Headlines: February 7th, 2007

STUDY SHOWS DIFFERENCES IN JUDGING SUCCESS OF LOCAL GOVERNMENT MANAGERS

 

Managers working in local government believe there is a difference in the way that individuals and their organisations judge success. A survey by the Chartered Management Institute has found that while managers see personal success as making an impact at work and developing their colleagues, they believe the organisations for which they work are more focussed on market leadership and profit margins.

The results come from research projects over the past 15 months and also show more than half the individuals in local government believe enjoying work is crucial to success but only 3 per cent believe their employers share that view.

A similar number of individuals – 54 per cent – claimed they judged their own success by the extent to which they developed their teams but again fewer – only 28 per cent – felt organisations saw this as a priority. The Institute believes this raises concerns in view of the growing recognition of skills shortages and because of the apparent lack of communication within bodies. There were more discrepancies when it came to the role of ‘achieving a flexible lifestyle’, with 24 per cent of individuals seeing this as a mark of professional success while 7 per cent thought their employers would agree.

Of the more than 1,800 managers asked to identify the key factor driving them to succeed, almost two-thirds named having a ‘sense of purpose’ in their work and almost one in five talked about making a difference to society. Just 11 per cent were seeking status with colleagues and fewer than 1 in 10 believed success should be judged by public recognition.

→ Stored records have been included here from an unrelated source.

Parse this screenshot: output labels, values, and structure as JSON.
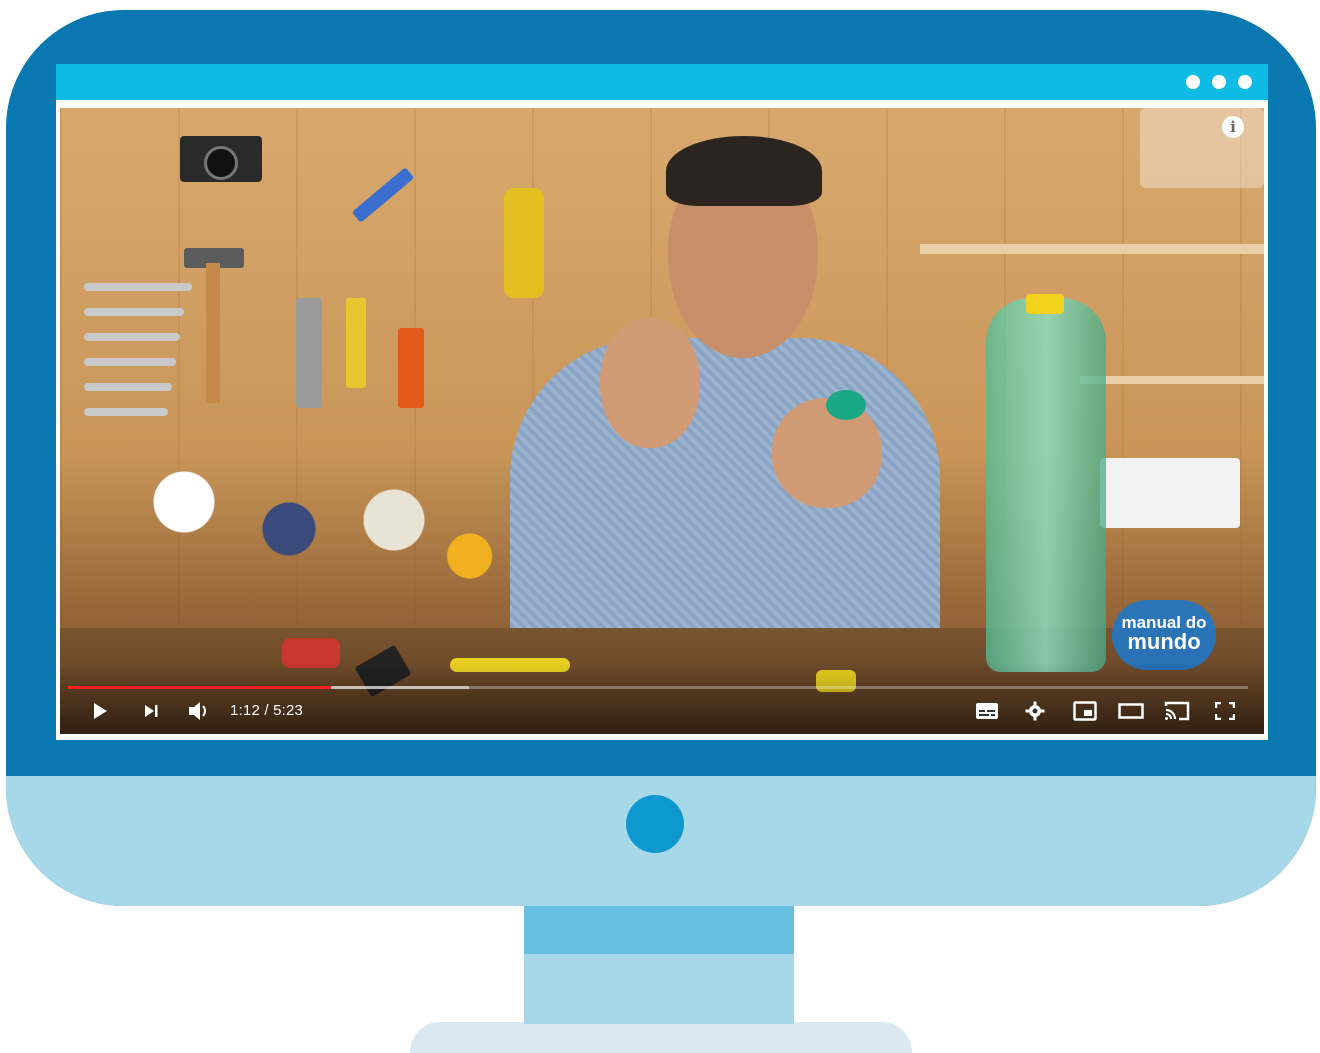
{
  "browser": {
    "menu_icon": "more-dots-icon"
  },
  "video": {
    "progress_played_fraction": 0.223,
    "progress_loaded_fraction": 0.34,
    "overlay_logo": {
      "line1": "manual do",
      "line2": "mundo"
    },
    "info_icon_label": "i"
  },
  "player_controls": {
    "time_display": "1:12 / 5:23",
    "icons": {
      "play": "play-icon",
      "next": "next-icon",
      "volume": "volume-icon",
      "subtitles": "subtitles-icon",
      "settings": "settings-icon",
      "miniplayer": "miniplayer-icon",
      "theater": "theater-icon",
      "cast": "cast-icon",
      "fullscreen": "fullscreen-icon"
    }
  },
  "colors": {
    "monitor_frame": "#0a78b0",
    "monitor_chin": "#a7d8ea",
    "browser_bar": "#0dbbe5",
    "progress_played": "#ff1f1f",
    "power_button": "#0d98d0"
  }
}
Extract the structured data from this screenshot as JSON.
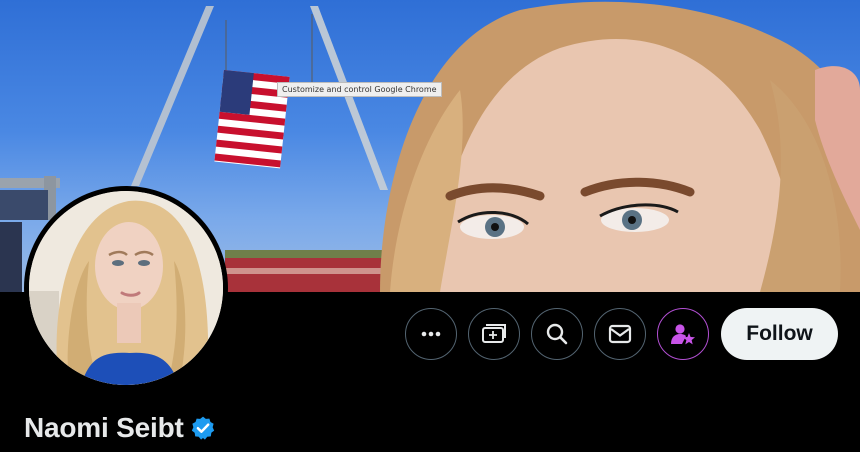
{
  "banner": {
    "tooltip_text": "Customize and control Google Chrome"
  },
  "profile": {
    "name": "Naomi Seibt",
    "verified": true,
    "verified_color": "#1d9bf0"
  },
  "actions": {
    "more_icon": "more-horizontal-icon",
    "grok_icon": "grok-icon",
    "search_icon": "search-icon",
    "message_icon": "envelope-icon",
    "subscribe_icon": "subscribe-person-star-icon",
    "subscribe_color": "#c854e8",
    "follow_label": "Follow"
  }
}
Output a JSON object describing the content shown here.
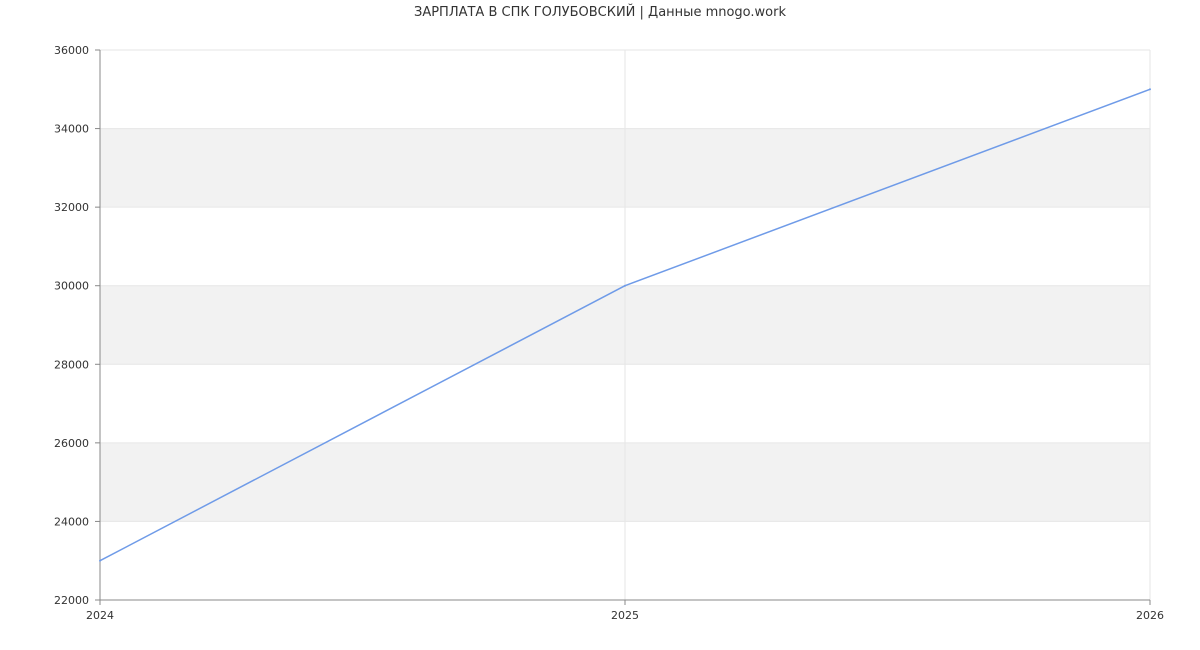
{
  "chart_data": {
    "type": "line",
    "title": "ЗАРПЛАТА В СПК ГОЛУБОВСКИЙ | Данные mnogo.work",
    "x": [
      2024,
      2025,
      2026
    ],
    "series": [
      {
        "values": [
          23000,
          30000,
          35000
        ],
        "color": "#6f9be8"
      }
    ],
    "xlim": [
      2024,
      2026
    ],
    "ylim": [
      22000,
      36000
    ],
    "x_ticks": [
      "2024",
      "2025",
      "2026"
    ],
    "y_ticks": [
      "22000",
      "24000",
      "26000",
      "28000",
      "30000",
      "32000",
      "34000",
      "36000"
    ],
    "grid": true,
    "band_color": "#f2f2f2",
    "grid_color": "#e6e6e6",
    "axis_color": "#888888"
  }
}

The Chartered Management Institute says the research highlights a worryingly gap between how individuals define success and how they see their employers measure achievement, believing market share and long-term growth are given higher priority than employee welfare. Only a little over half of those in the study felt they had actually achieved their full potential.

Jo Causon, the director of marketing and corporate affairs at the Institute, said, success clearly meant different things to different people. “Managers should voice professional needs so their definition of success is known while the organisation needs to create a clear understanding of its corporate objectives to ensure employees and future employees feel an alignment to the corporate culture,” she added.

As a result of the findings the Institute has created a series of downloadable resources to help individuals and organisations achieve success. They are available at www.managers.org.uk/active and offer guidance in six key areas, delivering results; making it happen by managing change; meeting customer needs; making an impact; inspirational leadership and getting the work-life balance right.